- Occupations: Filmmaker, Biologist
- Years active: 2005-present
- Known for: Films on nature

= Ted Oakes =

Canadian biologist and film maker

Ted Oakes is a Canadian-born filmmaker and biologist who worked at the BBC Natural History Unit for 20 years. He founded Oak Island Films in 2017 and has been managing director since.
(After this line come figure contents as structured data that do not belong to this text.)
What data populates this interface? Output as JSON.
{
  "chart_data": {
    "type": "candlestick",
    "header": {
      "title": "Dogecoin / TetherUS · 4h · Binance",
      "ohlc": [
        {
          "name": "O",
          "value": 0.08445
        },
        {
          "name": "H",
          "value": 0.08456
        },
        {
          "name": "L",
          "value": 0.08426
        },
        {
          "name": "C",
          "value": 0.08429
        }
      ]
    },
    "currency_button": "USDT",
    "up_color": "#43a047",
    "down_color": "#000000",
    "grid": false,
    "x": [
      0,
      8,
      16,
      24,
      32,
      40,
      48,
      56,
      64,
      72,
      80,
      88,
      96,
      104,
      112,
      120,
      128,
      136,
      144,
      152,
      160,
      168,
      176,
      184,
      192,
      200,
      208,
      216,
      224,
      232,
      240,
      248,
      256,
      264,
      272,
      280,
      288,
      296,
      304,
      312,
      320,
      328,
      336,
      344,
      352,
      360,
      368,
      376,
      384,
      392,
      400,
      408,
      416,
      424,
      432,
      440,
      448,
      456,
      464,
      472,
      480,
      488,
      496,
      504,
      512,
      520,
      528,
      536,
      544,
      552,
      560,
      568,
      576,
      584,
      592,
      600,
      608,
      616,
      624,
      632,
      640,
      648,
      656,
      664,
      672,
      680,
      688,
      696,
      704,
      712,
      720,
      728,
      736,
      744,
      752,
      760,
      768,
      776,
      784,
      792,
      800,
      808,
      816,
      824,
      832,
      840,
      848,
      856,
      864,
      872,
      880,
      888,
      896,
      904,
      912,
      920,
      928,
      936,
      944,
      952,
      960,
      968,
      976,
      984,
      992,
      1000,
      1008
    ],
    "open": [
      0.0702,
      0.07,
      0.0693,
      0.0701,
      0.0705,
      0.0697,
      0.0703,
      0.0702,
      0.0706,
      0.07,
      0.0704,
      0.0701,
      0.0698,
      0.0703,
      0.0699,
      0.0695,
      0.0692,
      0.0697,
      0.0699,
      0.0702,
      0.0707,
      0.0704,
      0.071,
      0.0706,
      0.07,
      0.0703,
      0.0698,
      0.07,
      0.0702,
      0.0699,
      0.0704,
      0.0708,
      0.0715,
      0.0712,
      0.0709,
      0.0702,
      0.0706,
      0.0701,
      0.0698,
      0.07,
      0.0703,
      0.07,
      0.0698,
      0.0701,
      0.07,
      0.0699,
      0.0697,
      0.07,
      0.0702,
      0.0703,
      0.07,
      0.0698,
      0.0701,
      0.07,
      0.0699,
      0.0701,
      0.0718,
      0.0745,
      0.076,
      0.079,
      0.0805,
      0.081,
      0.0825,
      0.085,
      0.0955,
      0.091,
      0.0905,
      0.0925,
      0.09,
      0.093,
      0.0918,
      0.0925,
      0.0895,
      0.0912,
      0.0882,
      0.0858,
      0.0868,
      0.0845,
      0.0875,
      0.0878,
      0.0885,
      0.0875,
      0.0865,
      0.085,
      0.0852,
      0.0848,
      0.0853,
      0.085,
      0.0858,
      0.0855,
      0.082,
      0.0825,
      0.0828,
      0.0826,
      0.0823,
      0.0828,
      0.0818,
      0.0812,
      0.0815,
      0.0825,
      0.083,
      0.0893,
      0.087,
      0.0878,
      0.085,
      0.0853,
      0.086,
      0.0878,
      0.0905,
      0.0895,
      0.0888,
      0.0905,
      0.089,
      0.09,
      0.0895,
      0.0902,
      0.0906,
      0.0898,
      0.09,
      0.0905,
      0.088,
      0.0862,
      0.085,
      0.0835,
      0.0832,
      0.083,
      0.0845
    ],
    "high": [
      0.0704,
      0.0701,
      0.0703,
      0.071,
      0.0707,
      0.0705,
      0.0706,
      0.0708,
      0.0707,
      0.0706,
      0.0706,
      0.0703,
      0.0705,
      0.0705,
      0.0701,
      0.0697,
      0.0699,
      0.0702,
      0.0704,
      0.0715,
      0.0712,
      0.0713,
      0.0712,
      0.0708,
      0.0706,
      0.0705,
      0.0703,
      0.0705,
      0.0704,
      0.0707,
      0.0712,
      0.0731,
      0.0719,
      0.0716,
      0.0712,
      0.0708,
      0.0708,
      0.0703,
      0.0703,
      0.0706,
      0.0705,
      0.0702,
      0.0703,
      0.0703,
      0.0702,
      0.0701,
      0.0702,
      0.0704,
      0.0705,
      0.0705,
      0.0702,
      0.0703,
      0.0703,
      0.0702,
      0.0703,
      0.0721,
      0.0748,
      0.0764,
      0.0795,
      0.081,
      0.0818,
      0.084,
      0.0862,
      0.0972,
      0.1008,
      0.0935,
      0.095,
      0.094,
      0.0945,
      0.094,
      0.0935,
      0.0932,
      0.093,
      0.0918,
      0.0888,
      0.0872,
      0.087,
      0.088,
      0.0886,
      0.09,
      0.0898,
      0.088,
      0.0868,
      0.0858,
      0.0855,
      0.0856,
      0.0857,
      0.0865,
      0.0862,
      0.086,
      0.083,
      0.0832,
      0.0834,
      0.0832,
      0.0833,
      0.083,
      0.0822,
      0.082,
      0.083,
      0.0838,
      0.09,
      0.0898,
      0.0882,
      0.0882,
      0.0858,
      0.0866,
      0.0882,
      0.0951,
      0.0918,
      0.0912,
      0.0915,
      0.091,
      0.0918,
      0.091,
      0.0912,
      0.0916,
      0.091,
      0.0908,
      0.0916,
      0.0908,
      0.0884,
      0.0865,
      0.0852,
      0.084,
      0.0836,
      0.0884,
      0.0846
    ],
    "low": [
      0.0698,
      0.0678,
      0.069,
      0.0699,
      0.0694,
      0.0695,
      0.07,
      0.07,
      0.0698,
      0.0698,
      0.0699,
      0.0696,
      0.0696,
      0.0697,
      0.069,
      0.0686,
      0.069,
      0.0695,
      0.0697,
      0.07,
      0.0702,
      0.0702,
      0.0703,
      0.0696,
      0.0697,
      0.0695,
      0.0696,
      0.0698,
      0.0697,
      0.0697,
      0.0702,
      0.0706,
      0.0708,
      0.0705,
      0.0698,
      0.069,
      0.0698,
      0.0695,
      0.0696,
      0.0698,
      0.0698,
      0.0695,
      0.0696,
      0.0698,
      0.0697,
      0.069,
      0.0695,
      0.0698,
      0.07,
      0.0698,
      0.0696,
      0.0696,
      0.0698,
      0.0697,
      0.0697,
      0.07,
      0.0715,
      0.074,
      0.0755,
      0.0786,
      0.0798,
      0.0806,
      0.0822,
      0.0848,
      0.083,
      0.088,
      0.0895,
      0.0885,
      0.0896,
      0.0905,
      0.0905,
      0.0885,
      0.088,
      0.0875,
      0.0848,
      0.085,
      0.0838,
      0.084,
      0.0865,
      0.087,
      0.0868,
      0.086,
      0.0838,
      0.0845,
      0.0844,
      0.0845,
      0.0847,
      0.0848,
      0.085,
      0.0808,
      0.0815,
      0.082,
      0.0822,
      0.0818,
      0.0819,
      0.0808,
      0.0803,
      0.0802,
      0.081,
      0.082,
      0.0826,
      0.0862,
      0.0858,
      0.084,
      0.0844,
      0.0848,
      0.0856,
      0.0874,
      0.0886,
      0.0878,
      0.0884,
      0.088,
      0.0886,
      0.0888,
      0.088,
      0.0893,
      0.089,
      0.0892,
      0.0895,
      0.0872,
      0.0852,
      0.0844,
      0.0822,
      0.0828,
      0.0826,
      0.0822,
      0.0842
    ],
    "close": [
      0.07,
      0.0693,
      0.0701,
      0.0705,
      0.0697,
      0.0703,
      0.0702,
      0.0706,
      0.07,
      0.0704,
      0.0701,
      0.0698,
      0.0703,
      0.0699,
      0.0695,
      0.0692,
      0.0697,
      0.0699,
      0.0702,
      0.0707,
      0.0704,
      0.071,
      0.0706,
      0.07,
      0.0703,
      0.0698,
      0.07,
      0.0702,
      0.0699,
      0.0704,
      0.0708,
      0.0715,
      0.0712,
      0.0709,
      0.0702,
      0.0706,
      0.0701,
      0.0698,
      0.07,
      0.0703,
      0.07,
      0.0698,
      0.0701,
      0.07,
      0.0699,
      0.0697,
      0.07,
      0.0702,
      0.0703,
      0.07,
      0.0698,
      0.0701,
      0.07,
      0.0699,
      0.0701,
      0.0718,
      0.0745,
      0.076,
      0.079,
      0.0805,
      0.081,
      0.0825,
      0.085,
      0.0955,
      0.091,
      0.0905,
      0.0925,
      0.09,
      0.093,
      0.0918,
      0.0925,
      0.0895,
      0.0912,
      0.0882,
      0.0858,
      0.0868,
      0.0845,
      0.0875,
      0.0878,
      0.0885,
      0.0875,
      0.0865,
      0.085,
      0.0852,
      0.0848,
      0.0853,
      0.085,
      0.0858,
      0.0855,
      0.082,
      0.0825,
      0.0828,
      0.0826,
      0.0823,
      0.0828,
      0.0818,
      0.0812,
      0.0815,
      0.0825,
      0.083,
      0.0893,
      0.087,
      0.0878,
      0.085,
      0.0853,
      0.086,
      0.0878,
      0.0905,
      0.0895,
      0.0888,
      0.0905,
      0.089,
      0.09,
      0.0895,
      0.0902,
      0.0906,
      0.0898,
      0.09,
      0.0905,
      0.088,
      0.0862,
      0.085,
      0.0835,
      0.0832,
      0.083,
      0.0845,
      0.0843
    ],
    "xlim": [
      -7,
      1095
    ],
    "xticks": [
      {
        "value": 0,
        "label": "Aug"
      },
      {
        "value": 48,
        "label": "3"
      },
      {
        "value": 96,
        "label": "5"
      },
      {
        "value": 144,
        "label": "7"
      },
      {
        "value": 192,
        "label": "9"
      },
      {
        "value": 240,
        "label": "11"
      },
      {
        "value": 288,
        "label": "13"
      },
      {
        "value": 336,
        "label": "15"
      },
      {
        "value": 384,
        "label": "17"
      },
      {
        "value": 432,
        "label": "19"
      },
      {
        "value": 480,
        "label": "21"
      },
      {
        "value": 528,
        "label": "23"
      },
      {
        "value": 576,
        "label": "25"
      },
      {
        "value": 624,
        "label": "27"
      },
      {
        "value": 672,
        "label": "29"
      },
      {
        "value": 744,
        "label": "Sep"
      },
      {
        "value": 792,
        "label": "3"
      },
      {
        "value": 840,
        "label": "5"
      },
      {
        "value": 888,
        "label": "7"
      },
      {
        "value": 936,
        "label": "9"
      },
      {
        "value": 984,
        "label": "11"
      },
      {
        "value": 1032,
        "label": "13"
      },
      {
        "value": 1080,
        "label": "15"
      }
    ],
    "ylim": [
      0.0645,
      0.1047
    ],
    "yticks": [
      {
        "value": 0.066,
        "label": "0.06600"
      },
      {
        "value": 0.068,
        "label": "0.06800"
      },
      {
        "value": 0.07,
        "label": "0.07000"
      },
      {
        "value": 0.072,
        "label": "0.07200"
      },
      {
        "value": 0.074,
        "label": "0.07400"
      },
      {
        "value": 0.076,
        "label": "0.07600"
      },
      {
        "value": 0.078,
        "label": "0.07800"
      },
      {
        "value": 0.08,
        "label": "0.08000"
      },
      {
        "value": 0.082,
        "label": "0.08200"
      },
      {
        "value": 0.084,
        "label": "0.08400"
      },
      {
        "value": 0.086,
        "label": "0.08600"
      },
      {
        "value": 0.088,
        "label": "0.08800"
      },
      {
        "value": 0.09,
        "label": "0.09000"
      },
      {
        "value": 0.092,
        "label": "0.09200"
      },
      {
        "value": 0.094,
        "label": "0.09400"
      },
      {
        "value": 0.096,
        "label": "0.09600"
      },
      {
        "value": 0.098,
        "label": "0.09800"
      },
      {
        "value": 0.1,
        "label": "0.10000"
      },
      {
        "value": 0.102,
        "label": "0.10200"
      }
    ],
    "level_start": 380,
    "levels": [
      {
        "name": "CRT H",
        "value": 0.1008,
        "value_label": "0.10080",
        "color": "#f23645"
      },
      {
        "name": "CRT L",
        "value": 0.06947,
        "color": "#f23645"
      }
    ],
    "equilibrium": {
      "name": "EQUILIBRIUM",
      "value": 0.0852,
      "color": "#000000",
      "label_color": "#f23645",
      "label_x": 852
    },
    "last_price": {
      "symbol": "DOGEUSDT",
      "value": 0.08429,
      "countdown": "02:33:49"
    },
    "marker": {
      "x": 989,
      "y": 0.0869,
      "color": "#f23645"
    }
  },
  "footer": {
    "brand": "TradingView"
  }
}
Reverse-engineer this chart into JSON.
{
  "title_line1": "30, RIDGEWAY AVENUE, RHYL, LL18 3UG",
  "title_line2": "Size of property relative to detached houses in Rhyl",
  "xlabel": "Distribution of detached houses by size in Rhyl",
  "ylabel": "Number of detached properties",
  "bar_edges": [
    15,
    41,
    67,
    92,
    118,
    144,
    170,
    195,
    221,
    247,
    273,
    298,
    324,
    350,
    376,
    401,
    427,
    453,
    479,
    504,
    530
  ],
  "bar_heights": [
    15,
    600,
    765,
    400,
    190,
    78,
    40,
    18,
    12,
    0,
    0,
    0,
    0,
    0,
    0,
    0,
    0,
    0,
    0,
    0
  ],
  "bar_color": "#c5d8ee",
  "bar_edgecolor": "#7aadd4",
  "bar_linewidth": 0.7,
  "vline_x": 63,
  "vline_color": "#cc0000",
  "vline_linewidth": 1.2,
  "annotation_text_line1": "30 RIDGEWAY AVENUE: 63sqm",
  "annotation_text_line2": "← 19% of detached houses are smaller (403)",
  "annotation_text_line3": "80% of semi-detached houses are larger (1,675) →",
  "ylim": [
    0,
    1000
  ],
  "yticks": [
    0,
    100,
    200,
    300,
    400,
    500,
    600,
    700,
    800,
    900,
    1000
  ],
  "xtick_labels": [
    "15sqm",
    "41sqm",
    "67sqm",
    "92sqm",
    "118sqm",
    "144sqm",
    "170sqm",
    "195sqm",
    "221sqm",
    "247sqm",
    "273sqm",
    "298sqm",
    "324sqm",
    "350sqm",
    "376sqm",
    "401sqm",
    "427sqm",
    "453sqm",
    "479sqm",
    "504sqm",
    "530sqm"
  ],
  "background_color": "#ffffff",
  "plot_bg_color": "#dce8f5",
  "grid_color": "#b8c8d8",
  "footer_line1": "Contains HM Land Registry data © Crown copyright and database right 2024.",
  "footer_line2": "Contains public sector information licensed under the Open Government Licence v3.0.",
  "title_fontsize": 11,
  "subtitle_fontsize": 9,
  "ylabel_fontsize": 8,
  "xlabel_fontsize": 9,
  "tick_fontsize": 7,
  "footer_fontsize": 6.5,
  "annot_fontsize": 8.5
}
He has collaborated with BBC, TVO, Smithsonian Channel, Discovery Channel and Merit Motion Pictures.

== Education ==
Oakes completed his MSc. in biology, at Queen's University, Canada in 1989 and a PhD. in zoology at Oxford University, UK in 1996

== Film career ==

Series
| Year | Title | Production company | Position | Refs |
| 2022 | Great Lakes Untamed | Oak Island Films | Director, Executive Producer |  |
| 2021 | Cheetah Family & Me | BBC2 | Executive Producer |  |
| 2019 | Snow Cats & Me | BBC2 | Executive Producer |  |
| 2018 | Grizzly Bear Cubs & Me | BBC2 | Executive Producer |  |
| 2017 | Tribes, Predators & Me | BBC2 | Executive Producer |  |
| 2016 | Elephant Family & Me | BBC2 | Executive Producer |  |
| 2015 | Gorilla Family and Me | BBC2 | Executive Producer |  |
| 2015 | This Wild Life | BBC2 | Executive Producer |  |
| 2014 | The Snow Wolf Family & Me | BBC2 | Series Producer |  |
| 2013 | Operation Snow Tiger | BBC2 | Series Producer |  |
| 2013 | The Polar Bear Family & Me | BBC2 | Series Producer |  |
| 2012 | Planet Earth Live | BBC1 | Consulting Producer |  |
| 2011 | The Bear Family & Me | BBC2 | Series Producer |  |
| 2005 | Amazon Abyss | BBC2 | Producer |  |
| 2005 | Apes in Danger | BBC2 | Producer |  |
DOCUMENTARIES
| 2020 | The Hunt for Escobar's Hippos | CH5 | Series Producer |  |
| 2009 | (Ep. 3) Life: Mammals | BBC1 | Director, Producer |  |
| 2009 | (S.28 Ep.1) Natural World: Bearwalker of the Northwoods | BBC NHU | Director, Producer |  |

== Honours, Awards & Nominations ==

=== Honours ===
- Front Cover Radio Times for Operation Snow Tiger 2013, BBC2/Discovery
- 2021 Fellow of the Royal Canadian Geographical Society

=== Awards and nominations ===

| Award | Year | Title | Distributor | Category | Result |
| RTS Scotland | 2023 | Snow Dogs - Into The Wild | BBC2/Animal Planet | 'Best On-Screen Personality' | Won |
| 'Best Camera Craft' | Won |
| 'Best Sound Craft' | Won |
| 2021 | Gordon Buchanan's Cheetah Family & Me | BBC2 | 'Best Science & Natural History' | Won |
| IVOR NOVELLA | 2016 | Elephant Family & Me | BBC2 | 'Best Music' | Nominated |
| The Observer | 2017 | Tribes, Predators & Me | BBC2 | 'Best TV Show of 2017’ | Won |
| RTS West | 'Best Presenter' & 'Best Natural History Program' | Nominated |
| BBC NHU | 2014 | The Snow Wolf Family & Me | BBC2/Animal Planet | 'Gierson Award' | Nominated |
| Primetime Emmy | 2010 | Life Series | BBC1/Discovery | 'Best Cinematography’ | Won |
| Jackson Hole | 2003 | Monsters We Met | BBC2/Animal Planet | 'Best CGI' | Won |
| RTS | 2001 | Venom | BBC1 | ‘Best Graphics’ | Won |

== Writing career ==
- 2003 Monsters We Met — BBC Books
- 2009 Life — BBC Books

== Mentoring ==
Oakes has been a mentor for Wildscreen since 2023 and he has mentored Youth Ambassadors through the Ocean Pathways placement programs at Ocean Wise since 2021.